Surgido hacia 1890, en lugares como Sedalia, St. Louis
o Missouri, el ragtime fue un terreno fértil donde se cruzaron dos herencias:
la tradición afroamericana, con su vitalidad rítmica y percusiva, y la
estructura formal de la música occidental. En sus inicios, músicos negros
comenzaron a tocar melodías europeas en violines y banjos, introduciendo
acentos desplazados y síncopas que convertían una marcha en algo nuevo,
vibrante, casi subversivo. Aquello que en el cakewalk era danza burlona, en el
ragtime se tornaba arquitectura musical: equilibrada, compleja, escrita, pero
jamás rígida.
El ragtime encontró en el piano su instrumento
predilecto. La mano izquierda, con su marcado pulso de bajos y acordes a
contratiempo, sostenía una regularidad casi mecánica. Por encima, la mano
derecha trazaba líneas melódicas sincopadas, escapando a los acentos
tradicionales y generando una sensación de desplazamiento constante. Esta superposición de planos rítmicos no
solo capturaba la atención del oyente, sino que desafiaba el orden del compás
con acentos inesperados y frases modulantes.
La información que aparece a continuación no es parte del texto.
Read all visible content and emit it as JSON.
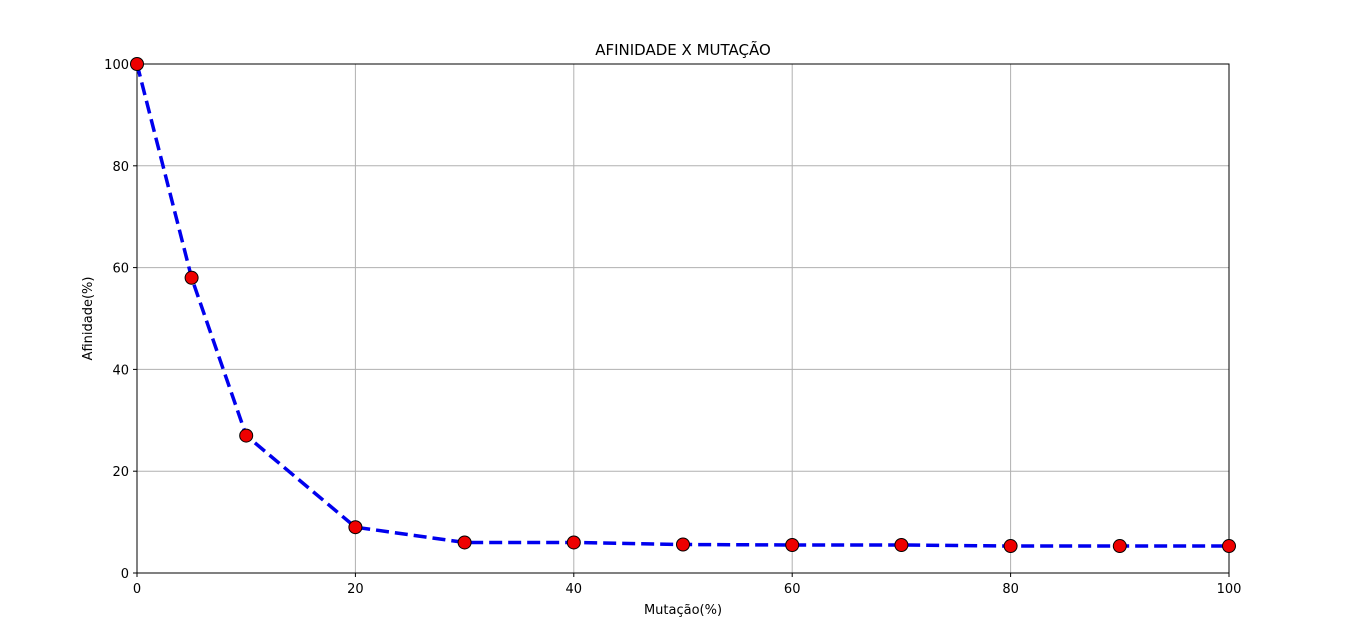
{
  "chart_data": {
    "type": "line",
    "title": "AFINIDADE X MUTAÇÃO",
    "xlabel": "Mutação(%)",
    "ylabel": "Afinidade(%)",
    "xlim": [
      0,
      100
    ],
    "ylim": [
      0,
      100
    ],
    "xticks": [
      0,
      20,
      40,
      60,
      80,
      100
    ],
    "yticks": [
      0,
      20,
      40,
      60,
      80,
      100
    ],
    "grid": true,
    "series": [
      {
        "x": [
          0,
          5,
          10,
          20,
          30,
          40,
          50,
          60,
          70,
          80,
          90,
          100
        ],
        "y": [
          100,
          58,
          27,
          9,
          6,
          6,
          5.6,
          5.5,
          5.5,
          5.3,
          5.3,
          5.3
        ],
        "line_style": "dashed",
        "line_color": "#0000ee",
        "marker": "circle",
        "marker_color": "#ee0000",
        "marker_edge_color": "#000000"
      }
    ]
  }
}
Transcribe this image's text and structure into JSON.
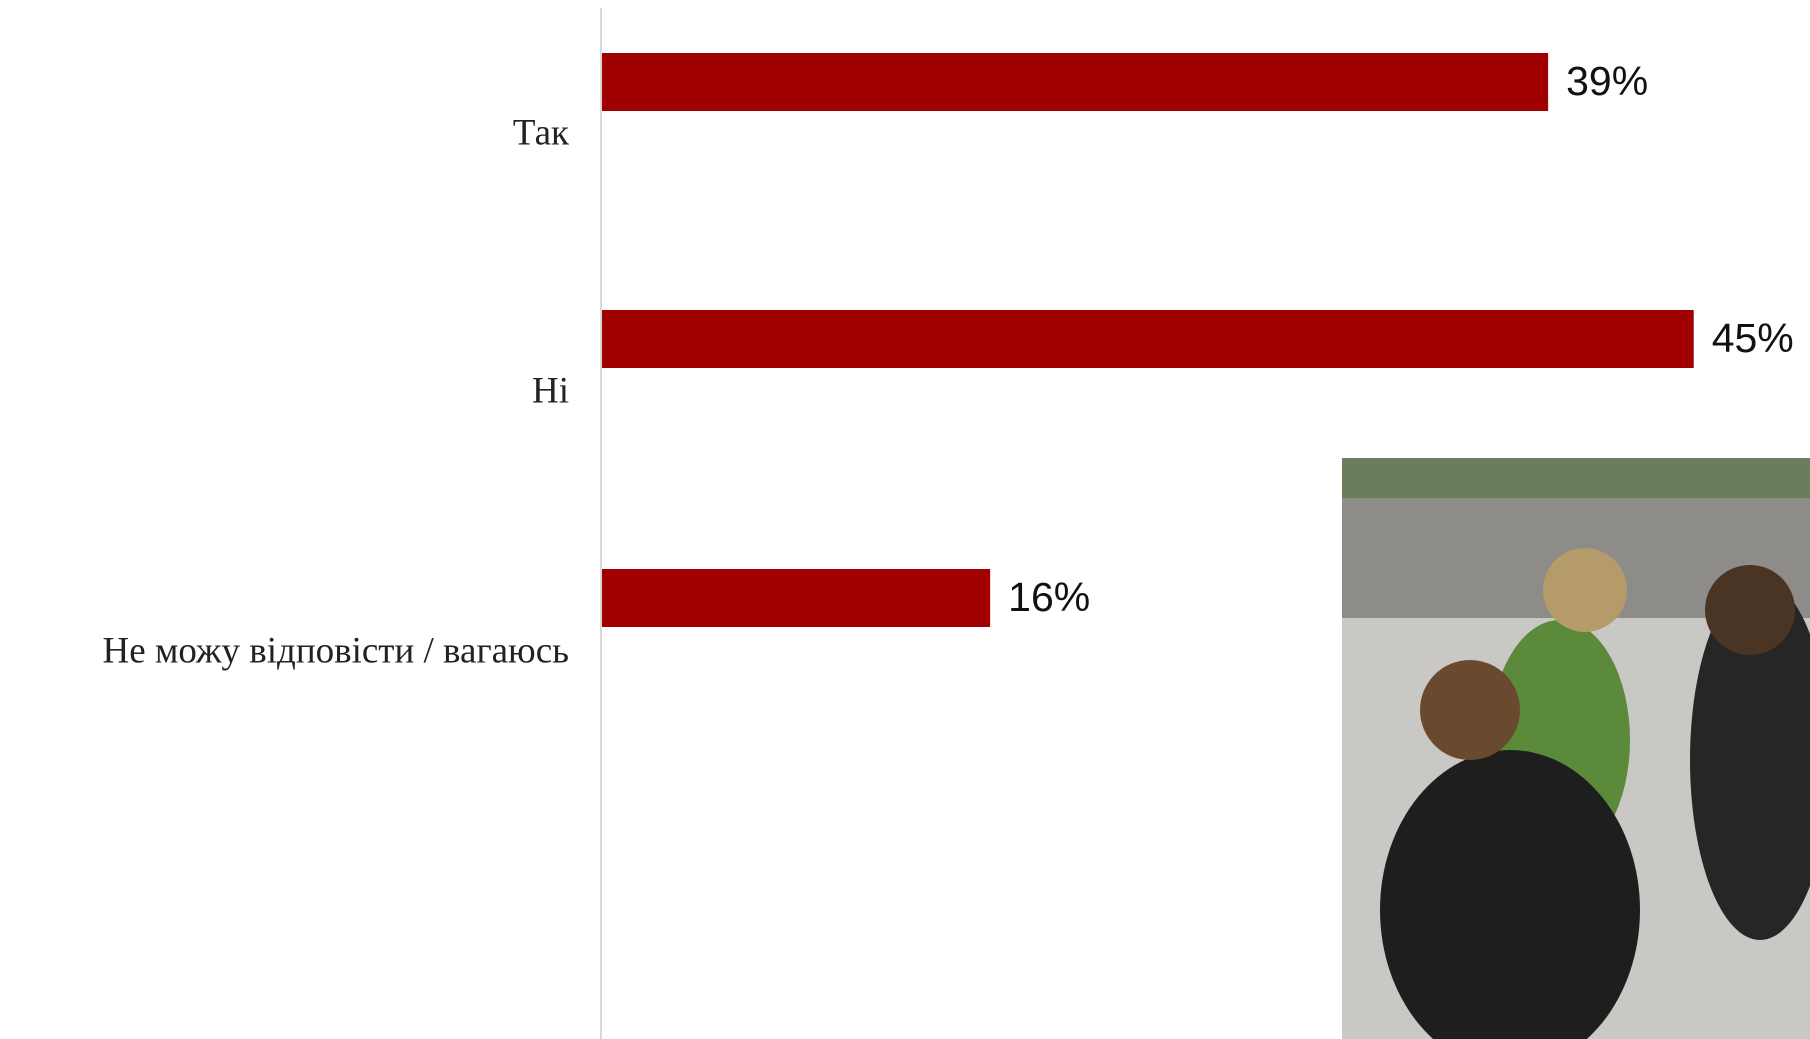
{
  "chart_data": {
    "type": "bar",
    "orientation": "horizontal",
    "categories": [
      "Так",
      "Ні",
      "Не можу відповісти / вагаюсь"
    ],
    "values": [
      39,
      45,
      16
    ],
    "value_labels": [
      "39%",
      "45%",
      "16%"
    ],
    "color": "#a00000"
  }
}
Formalmente, el ragtime se organizaba en estructuras pluri-temáticas, con
sucesiones de secciones de 16 compases —AABBACCDD, por ejemplo—, modulaciones
características al trío en la subdominante, y un desarrollo más cercano a la
música de salón europea que al improvisado jazz que vendría después. Aun así,
esa escritura rigurosa —presente en partituras y rollos de pianola— no evitó
que el ragtime floreciera en burdeles, tabernas y salones de baile, donde la
energía del ritmo bastaba para poner a moverse a cualquiera.
Entre sus referentes, Scott Joplin se erige como figura esencial. Su Maple Leaf Rag
no solo estableció un modelo estructural para el estilo, sino que demostró que
la música afroamericana podía alcanzar niveles de refinamiento y popularidad
inéditos hasta entonces. A él se sumaron nombres como James Scott y Joseph Lamb,
completando lo que algunos han llamado la “santa trinidad” del ragtime.
Pero como todo ciclo musical, el del ragtime también
conoció su declive. La muerte de Joplin, la irrupción del fonógrafo (que
desplazó a la pianola), y sobre todo, el ascenso del jazz improvisado, marcaron
el final de su época dorada. Sin embargo, su legado permanece intacto: fue el puente entre lo escrito y lo oral, entre la
rigidez europea y la libertad afroamericana, entre la partitura y el
swing.
Hoy, revisitar el ragtime no es solo un acto de
nostalgia. Es un ejercicio de reconocimiento histórico. En esas partituras
centenarias se encuentra una de las raíces
fundacionales del jazz, un arte que transformó el siglo XX y aún resuena
en nuestras músicas, nuestras culturas y nuestras historias compartidas.